This anthology presents salient aspects of the career and public service of Grand Marshal Ramón Castilla. The publisher’s expressed purpose is to exalt Castilla as the paradigm of Peruvian nationality. Along with its sister organization, the Centro de Estudio Histórico-Militares, the Instituto has done much to bring nineteenth-century Peru into a new perspective. Both organizations are under the direction of the prominent military historian, retired General Felipe de la Barra.

The volume consists of two parts.

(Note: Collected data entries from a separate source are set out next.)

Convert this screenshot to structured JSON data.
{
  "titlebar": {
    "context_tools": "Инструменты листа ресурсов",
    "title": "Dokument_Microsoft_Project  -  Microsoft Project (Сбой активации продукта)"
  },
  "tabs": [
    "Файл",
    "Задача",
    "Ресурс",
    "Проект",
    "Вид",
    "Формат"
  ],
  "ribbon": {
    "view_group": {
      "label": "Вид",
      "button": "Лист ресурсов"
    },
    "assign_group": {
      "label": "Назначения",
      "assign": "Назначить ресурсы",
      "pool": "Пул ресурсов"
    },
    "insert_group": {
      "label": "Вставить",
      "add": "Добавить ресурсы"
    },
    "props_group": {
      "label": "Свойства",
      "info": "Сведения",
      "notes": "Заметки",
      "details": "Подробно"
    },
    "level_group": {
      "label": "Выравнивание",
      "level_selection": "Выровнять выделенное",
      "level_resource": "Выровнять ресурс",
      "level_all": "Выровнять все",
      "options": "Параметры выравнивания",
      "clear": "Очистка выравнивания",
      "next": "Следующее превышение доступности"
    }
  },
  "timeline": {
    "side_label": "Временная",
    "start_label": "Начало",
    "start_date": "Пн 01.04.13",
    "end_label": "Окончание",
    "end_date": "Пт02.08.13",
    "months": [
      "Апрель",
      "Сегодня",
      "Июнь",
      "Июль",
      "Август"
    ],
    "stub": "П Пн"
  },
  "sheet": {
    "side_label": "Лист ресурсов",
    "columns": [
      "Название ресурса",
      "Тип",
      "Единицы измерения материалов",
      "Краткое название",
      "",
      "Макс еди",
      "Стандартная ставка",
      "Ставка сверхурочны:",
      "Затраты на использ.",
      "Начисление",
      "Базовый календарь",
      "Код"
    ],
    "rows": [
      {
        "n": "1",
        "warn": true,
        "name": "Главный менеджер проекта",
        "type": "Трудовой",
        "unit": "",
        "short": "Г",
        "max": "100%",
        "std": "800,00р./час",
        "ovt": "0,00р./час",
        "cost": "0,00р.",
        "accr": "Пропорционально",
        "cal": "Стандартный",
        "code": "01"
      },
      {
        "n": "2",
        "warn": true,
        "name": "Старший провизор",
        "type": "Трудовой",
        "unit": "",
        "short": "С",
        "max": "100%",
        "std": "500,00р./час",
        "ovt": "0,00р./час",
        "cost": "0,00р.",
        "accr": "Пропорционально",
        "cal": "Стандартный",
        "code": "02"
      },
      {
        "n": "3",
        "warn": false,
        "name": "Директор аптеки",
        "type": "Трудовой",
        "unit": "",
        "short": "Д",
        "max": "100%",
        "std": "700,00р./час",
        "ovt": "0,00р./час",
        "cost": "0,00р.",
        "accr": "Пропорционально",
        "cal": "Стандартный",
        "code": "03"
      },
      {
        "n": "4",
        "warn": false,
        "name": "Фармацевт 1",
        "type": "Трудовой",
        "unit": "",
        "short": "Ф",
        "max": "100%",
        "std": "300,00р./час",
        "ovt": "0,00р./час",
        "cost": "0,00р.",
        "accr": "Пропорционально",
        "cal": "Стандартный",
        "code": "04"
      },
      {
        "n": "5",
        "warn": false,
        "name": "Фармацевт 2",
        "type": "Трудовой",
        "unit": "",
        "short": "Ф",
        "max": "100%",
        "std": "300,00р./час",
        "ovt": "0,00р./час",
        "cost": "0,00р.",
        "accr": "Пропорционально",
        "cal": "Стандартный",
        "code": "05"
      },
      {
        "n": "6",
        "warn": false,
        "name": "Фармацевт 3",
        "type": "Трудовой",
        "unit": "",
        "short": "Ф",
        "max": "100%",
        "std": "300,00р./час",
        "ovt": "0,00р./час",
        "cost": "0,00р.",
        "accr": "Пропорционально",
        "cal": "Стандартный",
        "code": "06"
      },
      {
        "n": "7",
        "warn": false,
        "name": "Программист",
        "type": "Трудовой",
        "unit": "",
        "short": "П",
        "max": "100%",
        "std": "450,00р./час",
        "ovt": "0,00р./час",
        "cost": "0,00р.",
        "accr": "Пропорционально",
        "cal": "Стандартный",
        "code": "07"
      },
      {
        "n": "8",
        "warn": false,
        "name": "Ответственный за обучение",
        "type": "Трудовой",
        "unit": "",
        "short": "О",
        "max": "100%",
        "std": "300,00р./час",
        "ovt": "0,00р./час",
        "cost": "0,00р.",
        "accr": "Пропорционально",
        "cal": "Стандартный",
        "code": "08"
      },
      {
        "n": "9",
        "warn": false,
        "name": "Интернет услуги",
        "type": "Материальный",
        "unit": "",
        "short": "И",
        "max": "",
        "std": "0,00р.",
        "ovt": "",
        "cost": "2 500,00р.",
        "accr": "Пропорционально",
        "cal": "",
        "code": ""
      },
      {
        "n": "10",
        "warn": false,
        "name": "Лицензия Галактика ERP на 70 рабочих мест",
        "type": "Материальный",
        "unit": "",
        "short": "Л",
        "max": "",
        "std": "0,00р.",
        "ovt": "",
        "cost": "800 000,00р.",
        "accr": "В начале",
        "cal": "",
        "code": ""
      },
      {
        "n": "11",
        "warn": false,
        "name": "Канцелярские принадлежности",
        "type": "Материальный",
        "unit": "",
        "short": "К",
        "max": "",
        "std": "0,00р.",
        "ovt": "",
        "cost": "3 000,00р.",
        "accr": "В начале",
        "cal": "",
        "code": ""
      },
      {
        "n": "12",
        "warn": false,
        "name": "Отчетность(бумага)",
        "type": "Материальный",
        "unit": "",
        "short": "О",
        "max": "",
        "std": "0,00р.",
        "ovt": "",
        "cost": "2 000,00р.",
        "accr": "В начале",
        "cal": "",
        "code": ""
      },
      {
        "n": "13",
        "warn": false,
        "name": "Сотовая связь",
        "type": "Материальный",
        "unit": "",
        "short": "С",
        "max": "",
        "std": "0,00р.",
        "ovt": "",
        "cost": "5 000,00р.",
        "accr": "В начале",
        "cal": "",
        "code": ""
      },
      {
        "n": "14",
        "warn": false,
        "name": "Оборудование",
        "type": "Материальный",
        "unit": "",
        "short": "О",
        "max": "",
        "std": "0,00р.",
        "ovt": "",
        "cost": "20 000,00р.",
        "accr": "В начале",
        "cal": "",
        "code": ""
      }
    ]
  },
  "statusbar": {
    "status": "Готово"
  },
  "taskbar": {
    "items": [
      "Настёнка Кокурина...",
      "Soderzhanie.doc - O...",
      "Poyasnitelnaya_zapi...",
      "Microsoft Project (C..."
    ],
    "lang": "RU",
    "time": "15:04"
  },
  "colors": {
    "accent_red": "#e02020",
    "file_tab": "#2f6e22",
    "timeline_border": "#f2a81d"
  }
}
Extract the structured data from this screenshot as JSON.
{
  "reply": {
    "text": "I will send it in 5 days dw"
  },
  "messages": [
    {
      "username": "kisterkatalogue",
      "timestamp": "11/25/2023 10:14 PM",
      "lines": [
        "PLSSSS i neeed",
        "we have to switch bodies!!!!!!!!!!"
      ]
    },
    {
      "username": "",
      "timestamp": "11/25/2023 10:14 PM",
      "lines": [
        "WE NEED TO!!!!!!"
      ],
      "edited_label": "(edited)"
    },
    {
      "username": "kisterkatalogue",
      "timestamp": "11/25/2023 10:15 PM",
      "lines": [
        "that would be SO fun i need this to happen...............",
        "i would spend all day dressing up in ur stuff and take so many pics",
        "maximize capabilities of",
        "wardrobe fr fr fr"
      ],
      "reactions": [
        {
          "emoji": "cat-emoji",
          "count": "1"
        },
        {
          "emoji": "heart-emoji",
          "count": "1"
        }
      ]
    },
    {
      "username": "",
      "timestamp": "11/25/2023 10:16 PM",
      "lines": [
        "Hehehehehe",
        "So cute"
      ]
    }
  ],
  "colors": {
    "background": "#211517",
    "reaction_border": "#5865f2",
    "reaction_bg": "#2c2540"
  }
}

The first, subtitled “El Estadista,” contains lectures given at the military academy in 1945 in commemoration of the centennial of Castilla’s first assumption of power; Mariano Felipe Paz Soldán’s pioneer biography of the Grand Marshal (1879); and essays by Jorge Basadre, General Carlos Miñano, the late Víctor Andrés Belaúnde, and others. These contributions, which include articles on naval policy and the 1858-1860 campaign against Ecuador, are of uneven quality but taken together convey a picture of Castilla as a noble patriot laboring to bring order and progress to his country after two decades of strife. Possibly the writers have overemphasized his role in establishing the rule of law.

The second part of the book, “El Soldado,” is a revised edition of Felipe de la Barra’s Castilla conductor militar, which appeared in 1962, and provides an adequate general survey of the hero’s military career. Beginning as a royalist cadet, Castilla was captured by the patriots at Chacabuco, served as a patriot lieutenant colonel at Ayacucho, led the Restoration against Santa Cruz’ confederation, and participated both in the war of 1841 against Bolivia and in subsequent civil conflicts. Chronologies and maps are included.

Although this book is certainly factually useful, it appears to lack depth, analysis, and synthesis. A more penetrating biography of Castilla is needed.